What does grocery store chain Krogers and the California Public Employees' Pension System (CalPERS) have in common? The world's fourth largest retailer and the country's largest pension system are trying to tame health-care costs by using something called "reference pricing."
What is reference pricing? It is a variation on price caps: The payer, in this case Kroger or CalPERS, sets the price it will pay for, say, hip replacement surgery or an MRI. Beneficiaries are free to pick any provider they wish to use, but if the price is above the one the payer set (the reference price), the consumer pays the difference. Reference pricing is used mainly for prescription drugs, imaging tests and elective procedures where providers are widely available and there is not much variation in quality.
To see why CalPERS has turned to reference pricing, I caught up with David Cowling, who heads up the pension plan's Center for Innovation. What follows is an edited version of our conversation.
Why did CalPERS start a reference pricing program?
It is part of CalPERS' overall strategy to use value-based purchasing, and it is part of our road map of things to do to make consumers more cost conscious.
When we looked at what our health-care cost drivers were, we saw that hip and knee replacement surgeries were increasing over time pretty dramatically. Knowing what we know about our population -- it's growing older and nearly all hip and knee replacements are done on people over forty -- utilization was going to go up. That led us to think about ways to do something on hip and knee replacement surgery. When we delved into it, we found that prices varied widely across the region and within regions. It's also important to think about quality. There's not a lot of variation in quality for these procedures and quality had no link to cost.
Reference pricing for hip and knee replacement surgery has been in place for two years s for about a quarter of your membership (those enrolled in an Anthem PPO). What kind of savings have you had?
Currently it's $5.5 million over the first two years.
Given that CalPERS overall health costs are $7.5 billion a year, that doesn't sound like much.
It doesn't, but every single penny saved goes back to lowering premiums for our members. It's also a test of the reference pricing strategy. If people start doing reference pricing for a whole bunch of different things, savings are going to accumulate over time.
Another aspect of it was to disrupt the marketplace and increase transparency. In 2008, Anthem enrollees were pretty much split evenly in using hospitals that became referenced-based pricing (RBP) facilities and those that did not [53.2 percent RBP versus 46.8 percent non-RBP]. By 2011, the second year of the pilot program, those percentages had shifted to 64 percent using RBP hospitals versus 36 percent using non-RBP. So reference pricing induced enrollees to choose RBP providers and that changed the market. Non-RBP hospitals started lowering their prices. In 2010, the year before reference pricing went into effect, non-RBP hospitals were charging $43,308 for Anthem enrollees; in 2012, they were charging $27,149. For non-CalPERS Anthem enrollees, the price dropped from $39,923 in 2010 to $36,127 in 2012. The prices at RBP hospitals stayed about the same.
Have there been significant costs in setting up the program? As I understand it, you offer members free travel costs if there is not a reference-priced facility in their area? Has that been expensive?
There have not been a lot of travel costs associated with the program. That's because we have for almost all procedures a facility within a region. There are only one or two regions in the state that don't have such facilities and they are not very populated.

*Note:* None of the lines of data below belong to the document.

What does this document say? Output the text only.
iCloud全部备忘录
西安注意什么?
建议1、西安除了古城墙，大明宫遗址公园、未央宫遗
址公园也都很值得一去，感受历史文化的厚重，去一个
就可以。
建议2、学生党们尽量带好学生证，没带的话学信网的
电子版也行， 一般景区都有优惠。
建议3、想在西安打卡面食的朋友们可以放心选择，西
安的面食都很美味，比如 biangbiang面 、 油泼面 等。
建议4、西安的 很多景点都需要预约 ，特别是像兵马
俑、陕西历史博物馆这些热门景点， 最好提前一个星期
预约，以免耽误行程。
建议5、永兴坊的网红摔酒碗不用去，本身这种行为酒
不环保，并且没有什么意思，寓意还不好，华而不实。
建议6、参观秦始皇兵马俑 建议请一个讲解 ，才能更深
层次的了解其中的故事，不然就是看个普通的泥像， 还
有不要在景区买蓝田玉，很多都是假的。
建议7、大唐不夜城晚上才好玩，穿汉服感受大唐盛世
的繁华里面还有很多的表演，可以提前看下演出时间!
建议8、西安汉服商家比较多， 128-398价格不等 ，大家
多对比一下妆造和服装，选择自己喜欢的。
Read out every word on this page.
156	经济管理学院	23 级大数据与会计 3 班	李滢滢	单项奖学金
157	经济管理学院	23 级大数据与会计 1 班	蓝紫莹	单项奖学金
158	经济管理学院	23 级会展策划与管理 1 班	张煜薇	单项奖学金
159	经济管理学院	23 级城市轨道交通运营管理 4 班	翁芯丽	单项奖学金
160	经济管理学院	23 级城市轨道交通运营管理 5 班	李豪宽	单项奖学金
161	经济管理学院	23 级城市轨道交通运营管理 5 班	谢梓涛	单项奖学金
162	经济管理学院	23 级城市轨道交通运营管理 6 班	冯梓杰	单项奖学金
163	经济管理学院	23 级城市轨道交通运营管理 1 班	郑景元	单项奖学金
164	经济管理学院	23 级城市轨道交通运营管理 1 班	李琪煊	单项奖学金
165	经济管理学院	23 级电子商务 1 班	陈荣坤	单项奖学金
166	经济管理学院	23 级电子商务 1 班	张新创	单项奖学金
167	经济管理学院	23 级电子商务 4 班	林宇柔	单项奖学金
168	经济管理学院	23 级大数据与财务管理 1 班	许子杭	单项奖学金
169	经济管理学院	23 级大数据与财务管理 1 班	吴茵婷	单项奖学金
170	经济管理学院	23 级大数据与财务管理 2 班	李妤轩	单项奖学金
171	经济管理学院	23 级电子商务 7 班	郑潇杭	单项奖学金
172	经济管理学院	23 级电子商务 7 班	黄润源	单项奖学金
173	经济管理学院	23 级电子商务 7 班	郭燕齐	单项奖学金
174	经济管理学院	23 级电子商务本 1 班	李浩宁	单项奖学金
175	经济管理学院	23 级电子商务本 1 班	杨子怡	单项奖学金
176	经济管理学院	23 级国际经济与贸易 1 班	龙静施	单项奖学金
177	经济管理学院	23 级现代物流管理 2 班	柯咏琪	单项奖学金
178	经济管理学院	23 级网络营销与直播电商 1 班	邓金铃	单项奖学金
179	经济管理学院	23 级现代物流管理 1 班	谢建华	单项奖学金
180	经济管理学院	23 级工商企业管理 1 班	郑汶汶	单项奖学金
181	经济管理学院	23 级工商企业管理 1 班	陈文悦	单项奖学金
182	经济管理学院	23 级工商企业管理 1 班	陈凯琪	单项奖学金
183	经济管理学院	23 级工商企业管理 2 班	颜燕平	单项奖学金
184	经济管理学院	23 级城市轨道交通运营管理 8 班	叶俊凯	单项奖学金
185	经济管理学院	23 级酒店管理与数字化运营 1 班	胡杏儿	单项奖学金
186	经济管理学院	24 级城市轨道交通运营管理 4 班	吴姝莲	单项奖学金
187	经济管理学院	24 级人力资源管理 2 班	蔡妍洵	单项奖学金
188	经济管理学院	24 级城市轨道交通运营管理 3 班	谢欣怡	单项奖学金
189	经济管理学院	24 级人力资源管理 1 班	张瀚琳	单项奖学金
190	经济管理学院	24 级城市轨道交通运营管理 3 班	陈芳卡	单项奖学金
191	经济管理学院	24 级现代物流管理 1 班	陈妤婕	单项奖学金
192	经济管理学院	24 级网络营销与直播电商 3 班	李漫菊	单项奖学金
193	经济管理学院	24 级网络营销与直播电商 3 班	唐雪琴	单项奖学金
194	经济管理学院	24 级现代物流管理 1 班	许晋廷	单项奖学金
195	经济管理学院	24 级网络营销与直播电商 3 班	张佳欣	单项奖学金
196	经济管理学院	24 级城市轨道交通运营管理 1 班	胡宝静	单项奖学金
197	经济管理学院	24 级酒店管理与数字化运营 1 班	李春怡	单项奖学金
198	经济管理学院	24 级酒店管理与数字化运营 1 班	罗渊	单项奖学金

The cost of that is minimal.
Have there been hurdles in setting up the program?
The biggest hurdle is making sure members are educated about the program. We're still trying to improve that.
We paid to have an evaluation done on our cost-benefit and also to make sure that there's the same quality across the board. That study hasn't come out yet but Anthem has done a clinical quality study that shows outcomes are the same in RFB facilities as in non-RFB facilities. We wanted to show that to address concerns of members. The finding makes sense since, with hip and knee replacement, quality is usually correlated with volume. We have a volume gate, and many of our facilities are well-known, recognized names.
Any lessons learned to share with our readers?
The setting of the reference price is a little bit of an art. It was important for us to have the least member friction as possible, to insure we had facilities regionally so people didn't have a travel problem. Some other [companies with] RFP programs have people go to facilities far away. We didn't want that.
Is what you've done with reference pricing replicable by other government agencies?
There are other states thinking about a similar type program. I've been contacted by agencies that implement health programs and by pension programs.